Thanks for those links, they do demonstrate cancer has a very interesting metabolic plasticity, but they do not definitively show fatty acid ATP synthesis, your Shilpa review even indicates FAO is down regulated in a variety of known cancer types... However, I hope when you read my references you just missed the section in the above paper, which addresses your rebuttal:

https://doi.org/10.1007/s10863-025-10059-w - Questionable Assumption 5: Fatty acid oxidation can provide sufficient ATP production through OxPhos in cancer cells

Regardless if Fatty Acids have some role to play, can we agree that glucose is very much the favored fuel? So even if we disagree on metabolic mitochondrial dysfunction as the basis of cancer, can we agree there is no benefit to feeding EXTRA glucose into a cancer patient?
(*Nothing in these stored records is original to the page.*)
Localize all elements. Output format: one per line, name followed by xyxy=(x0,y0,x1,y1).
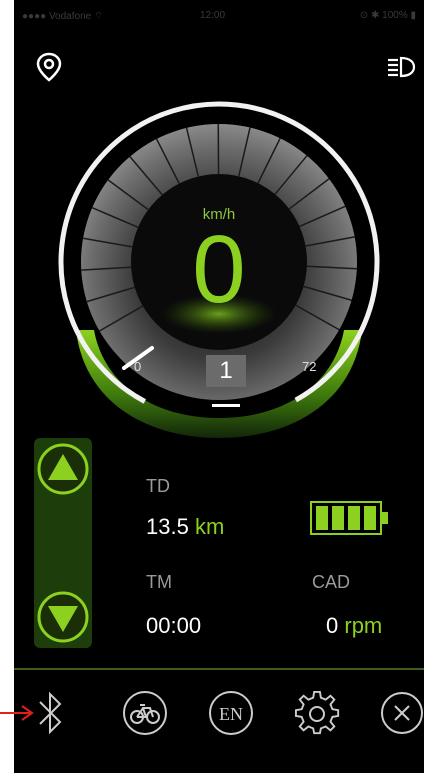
language-icon: EN xyxy=(209,691,253,735)
bluetooth-icon xyxy=(39,691,62,735)
triangle-down-icon xyxy=(37,591,89,643)
triangle-up-icon xyxy=(37,443,89,495)
tm-value: 00:00 xyxy=(146,613,202,638)
assist-up-button[interactable] xyxy=(36,442,90,501)
gear-underline xyxy=(212,404,240,407)
nav-language-button[interactable]: EN xyxy=(208,690,254,736)
td-value-row: 13.5 km xyxy=(146,514,224,540)
gauge-max-label: 72 xyxy=(302,359,316,374)
close-icon xyxy=(381,692,423,734)
gauge-min-label: 0 xyxy=(134,359,141,374)
gear-icon xyxy=(294,690,340,735)
td-label: TD xyxy=(146,476,170,496)
td-unit: km xyxy=(194,514,225,539)
td-value: 13.5 xyxy=(146,514,189,539)
cad-unit: rpm xyxy=(344,613,383,638)
nav-settings-button[interactable] xyxy=(294,690,340,736)
nav-close-button[interactable] xyxy=(380,690,424,736)
speed-value: 0 xyxy=(192,216,246,323)
app-screen: ●●●● Vodafone ⌔ 12:00 ⊙ ✱ 100% ▮ 0 72 km… xyxy=(14,0,424,773)
cad-value-row: 0 rpm xyxy=(326,613,382,639)
bike-icon xyxy=(123,691,167,735)
nav-bike-button[interactable] xyxy=(122,690,168,736)
gear-indicator: 1 xyxy=(206,355,246,387)
nav-bluetooth-button[interactable] xyxy=(36,690,66,736)
cad-value: 0 xyxy=(326,613,339,638)
bottom-divider xyxy=(14,668,424,670)
nav-language-label: EN xyxy=(219,704,243,724)
cad-label: CAD xyxy=(312,572,351,592)
battery-icon xyxy=(310,500,394,541)
tm-label: TM xyxy=(146,572,172,592)
annotation-arrow-icon xyxy=(0,703,36,728)
assist-down-button[interactable] xyxy=(36,590,90,649)
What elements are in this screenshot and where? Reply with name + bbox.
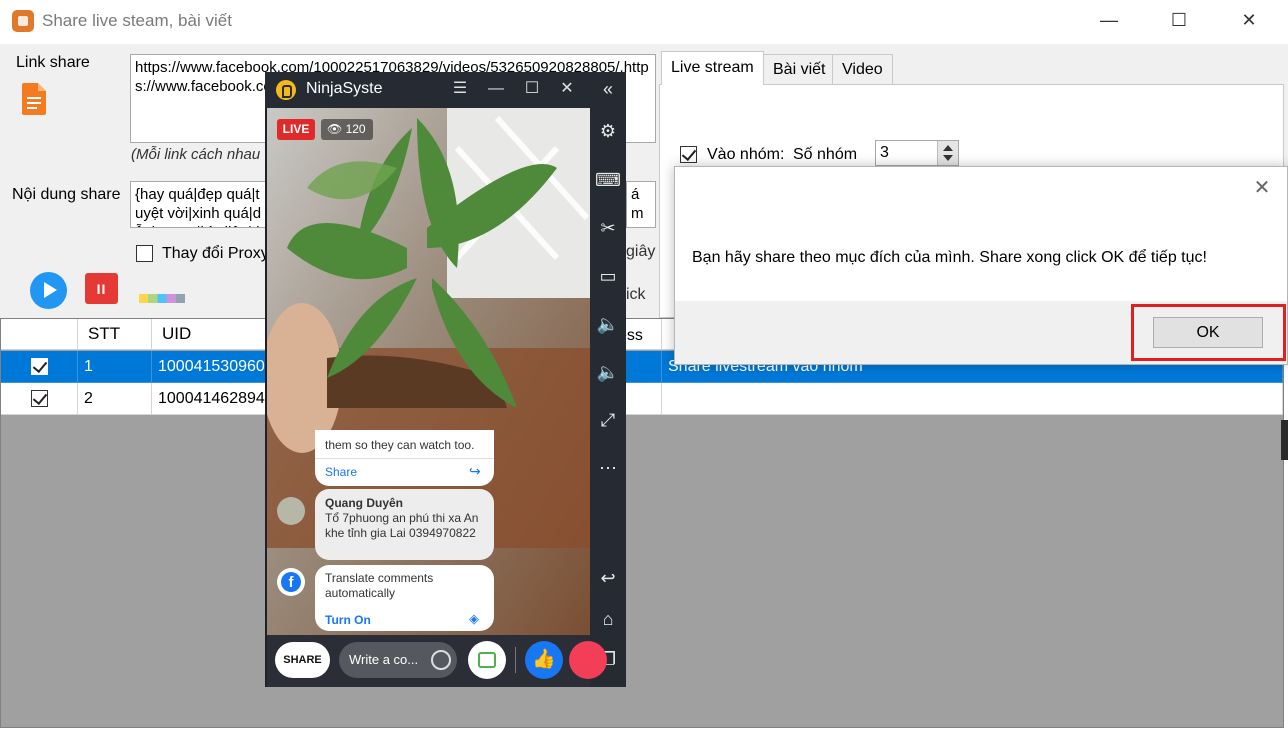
content-right-field[interactable]: ám — [626, 181, 656, 228]
link-share-label: Link share — [16, 54, 90, 71]
group-count-stepper[interactable] — [937, 141, 958, 165]
commenter-name[interactable]: Quang Duyên — [325, 496, 403, 510]
row-check-cell[interactable] — [1, 351, 78, 383]
group-count-label: Số nhóm — [793, 146, 858, 163]
dialog-message: Bạn hãy share theo mục đích của mình. Sh… — [692, 249, 1207, 266]
window-title: Share live steam, bài viết — [42, 11, 232, 30]
close-button[interactable]: ✕ — [1226, 0, 1272, 40]
comment-text: Tổ 7phuong an phú thi xa An khe tỉnh gia… — [325, 511, 479, 540]
emulator-menu-button[interactable]: ☰ — [449, 79, 471, 99]
pause-button[interactable]: II — [85, 273, 118, 304]
proxy-checkbox[interactable] — [136, 245, 153, 262]
header-check[interactable] — [1, 319, 78, 350]
avatar[interactable] — [277, 497, 305, 525]
share-button[interactable]: SHARE — [275, 642, 330, 678]
love-icon[interactable] — [569, 641, 607, 679]
stepper-down-icon[interactable] — [943, 155, 953, 161]
progress-indicator — [139, 294, 185, 303]
seconds-label: giây — [626, 243, 656, 260]
share-card-divider — [315, 458, 494, 459]
minimize-button[interactable]: — — [1086, 0, 1132, 40]
table-row[interactable]: 2 100041462894 — [1, 383, 1283, 415]
proxy-label: Thay đổi Proxy — [162, 245, 269, 262]
comment-bubble: Quang Duyên Tổ 7phuong an phú thi xa An … — [315, 489, 494, 560]
share-card-text: them so they can watch too. — [325, 438, 475, 452]
app-icon — [12, 10, 34, 32]
more-icon[interactable]: ⋯ — [590, 453, 626, 483]
video-record-icon[interactable]: ▭ — [590, 261, 626, 291]
home-icon[interactable]: ⌂ — [590, 604, 626, 634]
emoji-icon[interactable] — [431, 650, 451, 670]
turn-on-link[interactable]: Turn On — [325, 613, 371, 627]
row-check-cell[interactable] — [1, 383, 78, 415]
header-stt[interactable]: STT — [78, 319, 152, 350]
share-card: them so they can watch too. Share ↪ — [315, 430, 494, 486]
fullscreen-icon[interactable]: ⤢ — [590, 405, 626, 435]
play-button[interactable] — [30, 272, 67, 309]
stepper-up-icon[interactable] — [943, 145, 953, 151]
viewer-count-value: 120 — [345, 122, 366, 136]
emulator-logo-icon — [276, 80, 296, 100]
like-icon[interactable]: 👍 — [525, 641, 563, 679]
settings-icon[interactable]: ⚙ — [590, 116, 626, 146]
facebook-icon: f — [277, 568, 305, 596]
tab-bai-viet[interactable]: Bài viết — [763, 54, 836, 84]
back-icon[interactable]: ↩ — [590, 563, 626, 593]
translate-text: Translate comments automatically — [325, 571, 434, 600]
group-checkbox-label: Vào nhóm: — [707, 146, 785, 163]
row-checkbox[interactable] — [31, 390, 48, 407]
link-hint: (Mỗi link cách nhau — [131, 146, 261, 163]
gift-icon[interactable] — [468, 641, 506, 679]
volume-up-icon[interactable]: 🔈 — [590, 309, 626, 339]
emulator-minimize-button[interactable]: — — [485, 79, 507, 99]
volume-down-icon[interactable]: 🔈 — [590, 357, 626, 387]
translate-icon: ◈ — [469, 611, 479, 626]
emulator-close-button[interactable]: ✕ — [556, 79, 578, 99]
tab-live-stream[interactable]: Live stream — [661, 51, 764, 85]
content-share-input[interactable]: {hay quá|đẹp quá|tuyệt vời|xinh quá|dễ t… — [130, 181, 270, 228]
row-status — [662, 383, 1283, 415]
share-arrow-icon[interactable]: ↪ — [469, 463, 481, 480]
maximize-button[interactable]: ☐ — [1156, 0, 1202, 40]
emulator-maximize-button[interactable]: ☐ — [521, 79, 543, 99]
dialog-close-icon[interactable]: ✕ — [1252, 178, 1272, 198]
share-card-link[interactable]: Share — [325, 465, 357, 479]
row-stt: 2 — [78, 383, 152, 415]
row-stt: 1 — [78, 351, 152, 383]
translate-card: Translate comments automatically Turn On… — [315, 565, 494, 631]
live-badge: LIVE — [277, 119, 315, 140]
ok-button[interactable]: OK — [1153, 317, 1263, 348]
right-edge-fragment — [1281, 420, 1288, 460]
group-checkbox[interactable] — [680, 146, 697, 163]
content-share-label: Nội dung share — [12, 186, 121, 203]
viewer-count: 👁 120 — [321, 119, 373, 140]
row-checkbox[interactable] — [31, 358, 48, 375]
click-label: ick — [626, 286, 646, 303]
keyboard-icon[interactable]: ⌨ — [590, 165, 626, 195]
bar-divider — [515, 647, 516, 673]
emulator-name: NinjaSyste — [306, 80, 383, 97]
eye-icon: 👁 — [327, 122, 346, 136]
scissors-icon[interactable]: ✂ — [590, 213, 626, 243]
collapse-icon[interactable]: « — [590, 74, 626, 104]
document-icon[interactable] — [22, 83, 46, 115]
tab-video[interactable]: Video — [832, 54, 893, 84]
After everything runs through the Krebs cycle and electron transport chain, you end up with roughly 106 ATP. Which is a huge amount compared with glucose(1 glucose is about 30 ATP.)

Yes, this is addressed in the Seyfried paper above, the problem is in dysfunctional mitochondria glucose pathways while less efficient are massively upgraded... i.e. why the PET scan works.